Last week, the death of 10-year-old Avery Cornett of Lebanon, Mo., prompted local Wal-Mart stores to pull infant formula from store shelves in case it was linked to the baby's death. Soon after, all Wal-Mart stores around the country recalled the 12.5-ounce cans of Enfamil Newborn powder with the lot number ZP1K7G, in a move the retailer considered an "abundance of caution," offering customers who had already purchased the formula an exchange or refund.
But after a new round of testing, Mead-Johnson, makers of Enfamil, said that the formula was safe and that there was no presence of Cronobacter, the bacterium that can lead to the infection called Cronobacter sakazakii — the disease thought to have taken young Avery's life.

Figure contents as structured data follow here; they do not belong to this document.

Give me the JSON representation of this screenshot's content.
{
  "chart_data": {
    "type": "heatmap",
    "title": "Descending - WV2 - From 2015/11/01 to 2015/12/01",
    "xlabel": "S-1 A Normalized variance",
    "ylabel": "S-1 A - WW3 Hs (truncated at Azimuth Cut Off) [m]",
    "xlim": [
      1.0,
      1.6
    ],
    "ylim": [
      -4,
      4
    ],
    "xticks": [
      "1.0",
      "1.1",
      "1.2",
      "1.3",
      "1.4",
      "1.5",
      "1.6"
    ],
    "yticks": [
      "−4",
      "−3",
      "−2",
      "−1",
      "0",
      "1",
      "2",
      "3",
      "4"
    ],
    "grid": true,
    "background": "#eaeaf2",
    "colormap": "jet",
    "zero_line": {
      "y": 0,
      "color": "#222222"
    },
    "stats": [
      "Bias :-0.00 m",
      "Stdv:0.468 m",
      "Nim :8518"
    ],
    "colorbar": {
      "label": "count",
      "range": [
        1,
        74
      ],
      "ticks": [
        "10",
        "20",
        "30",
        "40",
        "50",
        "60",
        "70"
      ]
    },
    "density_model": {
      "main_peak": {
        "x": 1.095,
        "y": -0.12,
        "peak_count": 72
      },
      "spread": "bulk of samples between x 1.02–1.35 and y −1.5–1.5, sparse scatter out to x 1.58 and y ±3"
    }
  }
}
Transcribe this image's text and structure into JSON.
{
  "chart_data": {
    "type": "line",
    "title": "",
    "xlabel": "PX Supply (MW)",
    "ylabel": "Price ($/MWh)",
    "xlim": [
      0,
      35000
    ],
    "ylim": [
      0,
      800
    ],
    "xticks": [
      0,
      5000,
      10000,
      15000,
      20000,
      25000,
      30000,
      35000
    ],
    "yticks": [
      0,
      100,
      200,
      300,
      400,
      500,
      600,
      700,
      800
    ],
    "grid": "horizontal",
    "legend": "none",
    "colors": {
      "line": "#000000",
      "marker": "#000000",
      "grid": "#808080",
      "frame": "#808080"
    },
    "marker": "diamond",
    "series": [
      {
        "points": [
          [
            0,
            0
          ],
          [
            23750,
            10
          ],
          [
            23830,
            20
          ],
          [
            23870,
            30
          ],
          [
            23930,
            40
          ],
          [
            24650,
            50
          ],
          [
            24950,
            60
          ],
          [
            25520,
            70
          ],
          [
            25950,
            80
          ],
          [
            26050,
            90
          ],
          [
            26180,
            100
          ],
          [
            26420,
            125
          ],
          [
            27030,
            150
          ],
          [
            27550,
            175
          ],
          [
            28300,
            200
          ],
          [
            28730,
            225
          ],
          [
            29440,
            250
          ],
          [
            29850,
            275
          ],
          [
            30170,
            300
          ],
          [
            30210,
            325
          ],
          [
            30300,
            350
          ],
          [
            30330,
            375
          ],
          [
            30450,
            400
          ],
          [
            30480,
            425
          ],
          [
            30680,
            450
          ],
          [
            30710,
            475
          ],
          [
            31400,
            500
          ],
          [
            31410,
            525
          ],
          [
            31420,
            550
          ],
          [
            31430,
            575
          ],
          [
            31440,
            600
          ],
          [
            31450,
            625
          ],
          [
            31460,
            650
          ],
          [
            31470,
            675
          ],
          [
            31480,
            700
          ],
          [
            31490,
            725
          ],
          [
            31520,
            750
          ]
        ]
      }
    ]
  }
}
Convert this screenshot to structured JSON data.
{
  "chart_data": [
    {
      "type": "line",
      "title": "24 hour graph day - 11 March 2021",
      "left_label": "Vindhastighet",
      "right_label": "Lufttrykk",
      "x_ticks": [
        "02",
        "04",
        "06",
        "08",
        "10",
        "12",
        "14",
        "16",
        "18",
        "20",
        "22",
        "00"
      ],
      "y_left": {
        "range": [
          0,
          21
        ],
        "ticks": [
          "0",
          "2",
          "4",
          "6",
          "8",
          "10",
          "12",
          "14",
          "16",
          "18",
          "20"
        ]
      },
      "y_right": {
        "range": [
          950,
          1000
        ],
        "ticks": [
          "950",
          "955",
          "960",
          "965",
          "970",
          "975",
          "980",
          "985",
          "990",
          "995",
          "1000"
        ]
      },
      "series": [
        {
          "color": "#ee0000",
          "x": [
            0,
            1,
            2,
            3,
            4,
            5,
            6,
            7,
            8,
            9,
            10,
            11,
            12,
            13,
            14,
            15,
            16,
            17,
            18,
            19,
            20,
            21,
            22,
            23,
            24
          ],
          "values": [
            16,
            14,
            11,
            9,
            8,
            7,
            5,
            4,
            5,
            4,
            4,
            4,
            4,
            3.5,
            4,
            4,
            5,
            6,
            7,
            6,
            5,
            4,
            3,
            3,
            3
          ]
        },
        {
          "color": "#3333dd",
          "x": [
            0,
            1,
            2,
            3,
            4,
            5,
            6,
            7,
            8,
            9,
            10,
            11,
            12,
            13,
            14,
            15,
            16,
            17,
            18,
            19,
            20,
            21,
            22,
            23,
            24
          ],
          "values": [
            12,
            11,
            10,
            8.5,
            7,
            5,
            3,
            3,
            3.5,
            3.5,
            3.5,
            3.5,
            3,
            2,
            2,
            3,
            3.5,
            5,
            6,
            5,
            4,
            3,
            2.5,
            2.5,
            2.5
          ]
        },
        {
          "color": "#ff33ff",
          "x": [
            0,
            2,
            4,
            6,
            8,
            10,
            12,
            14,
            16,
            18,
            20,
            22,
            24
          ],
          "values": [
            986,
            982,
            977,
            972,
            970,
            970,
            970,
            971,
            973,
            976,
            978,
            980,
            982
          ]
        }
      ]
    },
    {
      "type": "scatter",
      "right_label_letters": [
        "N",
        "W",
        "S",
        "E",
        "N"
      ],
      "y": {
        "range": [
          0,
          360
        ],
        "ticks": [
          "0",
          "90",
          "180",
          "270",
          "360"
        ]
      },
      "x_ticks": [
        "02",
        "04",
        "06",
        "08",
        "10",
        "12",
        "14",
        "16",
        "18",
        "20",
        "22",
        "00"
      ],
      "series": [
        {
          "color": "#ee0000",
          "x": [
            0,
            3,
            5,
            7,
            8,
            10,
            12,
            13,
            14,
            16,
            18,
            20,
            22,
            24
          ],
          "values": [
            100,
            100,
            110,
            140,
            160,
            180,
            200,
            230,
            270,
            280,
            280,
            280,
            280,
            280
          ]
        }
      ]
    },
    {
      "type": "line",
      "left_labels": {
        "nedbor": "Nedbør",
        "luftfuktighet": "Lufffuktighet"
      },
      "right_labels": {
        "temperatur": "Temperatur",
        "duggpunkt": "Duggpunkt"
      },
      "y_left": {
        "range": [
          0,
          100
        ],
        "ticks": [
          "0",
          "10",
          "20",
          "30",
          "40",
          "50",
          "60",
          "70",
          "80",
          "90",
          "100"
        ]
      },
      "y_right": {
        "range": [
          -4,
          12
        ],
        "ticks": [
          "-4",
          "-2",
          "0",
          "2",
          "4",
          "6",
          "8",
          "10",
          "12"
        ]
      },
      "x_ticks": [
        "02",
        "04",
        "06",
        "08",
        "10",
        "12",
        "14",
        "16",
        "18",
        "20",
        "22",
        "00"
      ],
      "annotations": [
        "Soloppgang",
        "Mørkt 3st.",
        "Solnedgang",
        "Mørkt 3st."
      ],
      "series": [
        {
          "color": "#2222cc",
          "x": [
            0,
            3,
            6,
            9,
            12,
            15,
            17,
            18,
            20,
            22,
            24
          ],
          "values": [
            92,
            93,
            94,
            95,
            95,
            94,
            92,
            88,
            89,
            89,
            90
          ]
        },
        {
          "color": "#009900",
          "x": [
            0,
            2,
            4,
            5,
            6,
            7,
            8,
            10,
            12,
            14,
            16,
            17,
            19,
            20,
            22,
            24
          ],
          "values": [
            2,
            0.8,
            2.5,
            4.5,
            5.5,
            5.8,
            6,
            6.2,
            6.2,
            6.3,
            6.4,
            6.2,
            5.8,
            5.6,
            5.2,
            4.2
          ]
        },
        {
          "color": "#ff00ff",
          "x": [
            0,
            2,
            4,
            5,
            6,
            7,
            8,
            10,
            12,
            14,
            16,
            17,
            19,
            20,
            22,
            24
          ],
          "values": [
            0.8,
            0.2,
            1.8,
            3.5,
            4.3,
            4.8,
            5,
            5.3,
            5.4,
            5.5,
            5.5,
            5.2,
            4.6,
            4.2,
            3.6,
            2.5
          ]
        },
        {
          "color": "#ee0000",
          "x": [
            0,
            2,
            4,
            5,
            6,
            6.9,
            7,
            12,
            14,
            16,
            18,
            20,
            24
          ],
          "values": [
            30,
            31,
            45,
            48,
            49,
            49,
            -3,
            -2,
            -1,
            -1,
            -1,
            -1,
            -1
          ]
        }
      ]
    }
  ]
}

And now officials from the Centers for Disease Control and Prevention (CDC) are expanding the probe into baby formulas after learning that baby Avery had consumed a variety of formula products before his death. The CDC won't reveal which other formulas are currently under suspicion, or even whether they are powdered or liquid.
But to make matters even more confusing, another baby — this one in Illinois — was sickened by Cronobacter bacterium earlier this month, but later recovered. This baby had apparently also consumed a variety of baby formulas and investigators are scrambling to determine the cause of this baby's infection and whether or not the two cases are linked.
In the meantime, parents have no choice but to use their own "abundance of caution" when choosing infant formula for their babies.